A: Difference in the degree of spatial variability between patients and controls overlaid onto a structural template (MNI coordinates x, y, z [in mm] = −30.2, −70.1, and 0.4). The hot color scale indicates the difference in overlapping between the two groups, with yellow representing a bias toward the control group and red representing a bias toward the patient group. Reconstructed optic radiations do not show only posterior connections to the visual areas and medial connections to the LGN, but also some false positive connections, as anterior and superior projections from the LGN, which may reflect inferior fronto‐occipital fibers, and are known to accompany optic radiations for a short distance. B: Left optic radiation (a). Patients show reduced voxel‐scale connectivity (VSC) compared to that in controls with the peak of the difference posterior and adjacent to the trigone (corrected P = 0.04; MNI coordinates x, y, z [in mm] = −28, −62, and 4).
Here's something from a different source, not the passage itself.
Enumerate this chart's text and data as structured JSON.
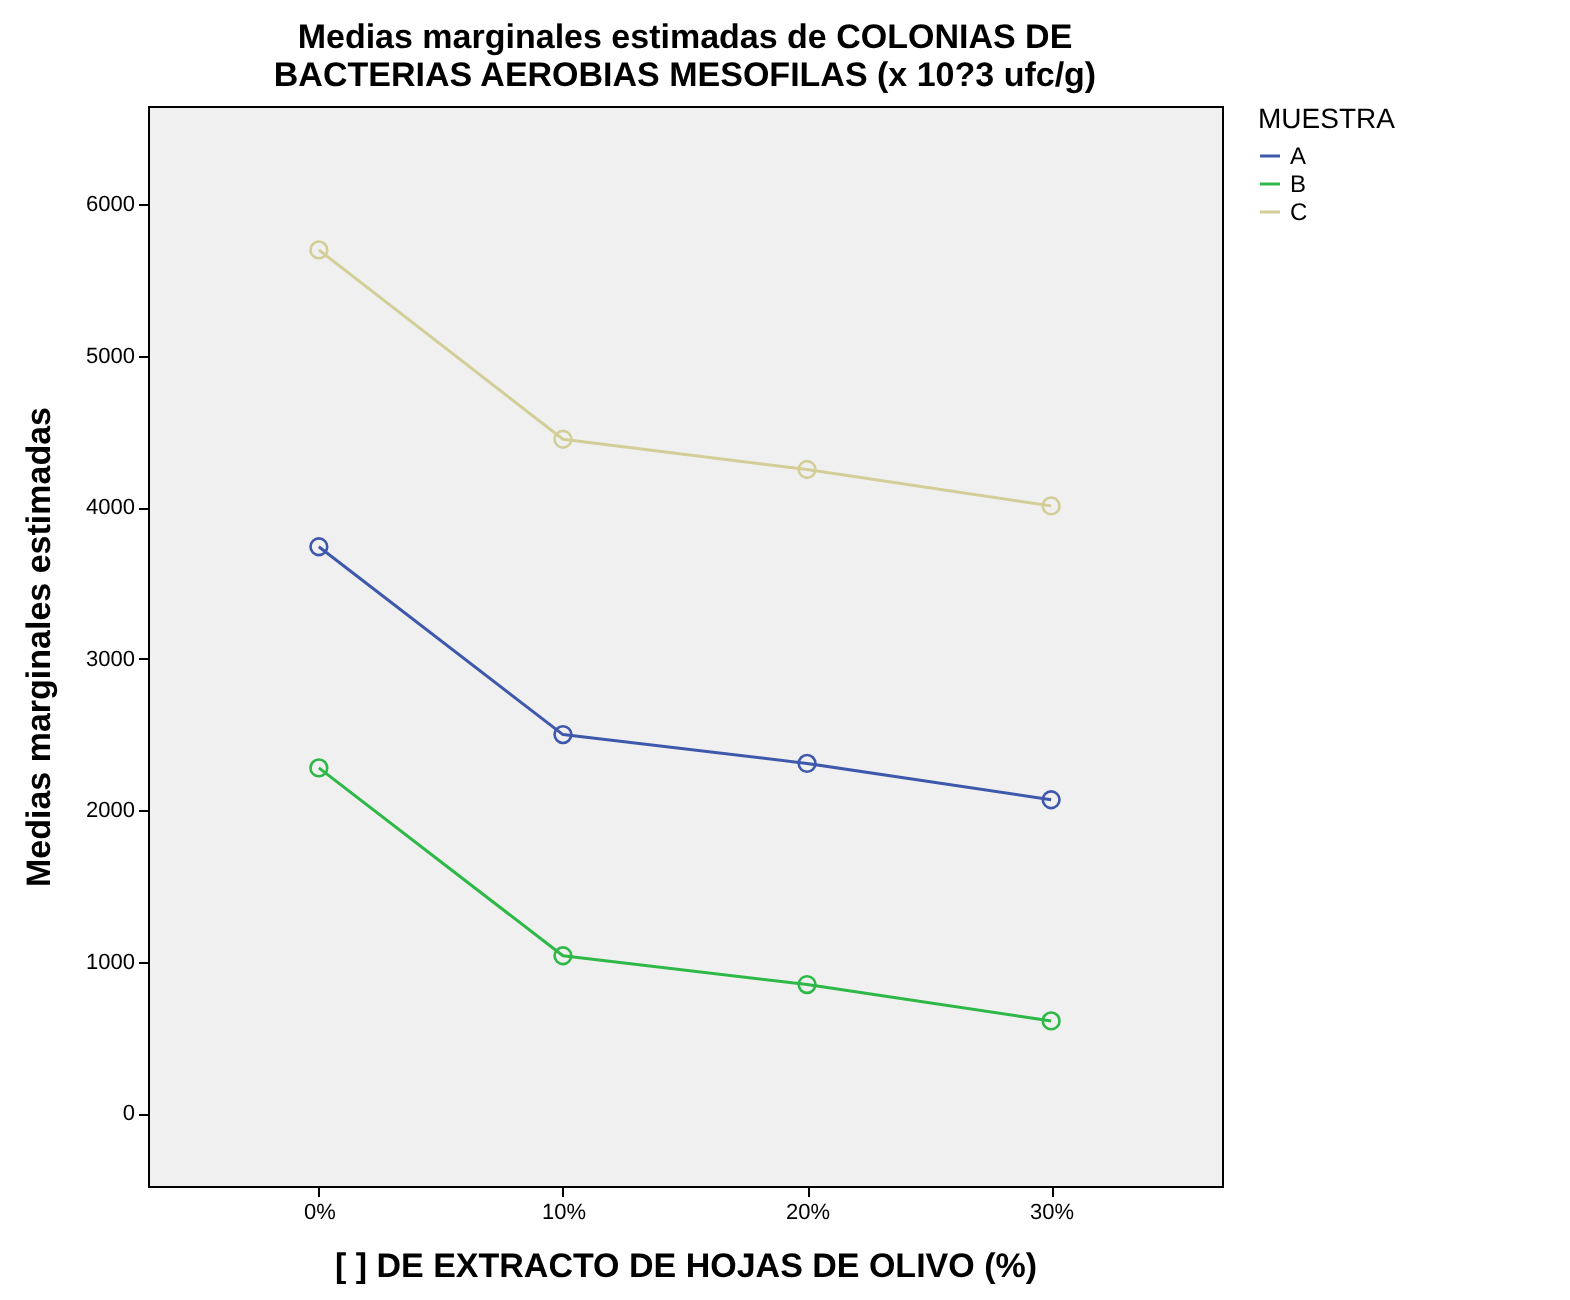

A second area localized more distally shows a trend for reduced VSC in patients (corrected P = 0.06; MNI coordinates x, y, z [in mm] = −24, −88, and 6). Right optic radiation (b). Patients show reduced VSC compared to that in controls with the peak localized in the distal part of the tract (corrected P = 0.01; MNI coordinates x, y, z [in mm] = 18, −88, and 4). A second area posterior and adjacent to the trigone also shows reduced VSC in patients (corrected P = 0.04; MNI coordinates x, y, z [in mm] = 28, −66, and 2). At the termination of the right optic radiation, a third area shows a trend for reduced VSC in patients (corrected P = 0.07; MNI coordinates x, y, z [in mm] = 10, −96, and 6). The color scales indicate the t scores.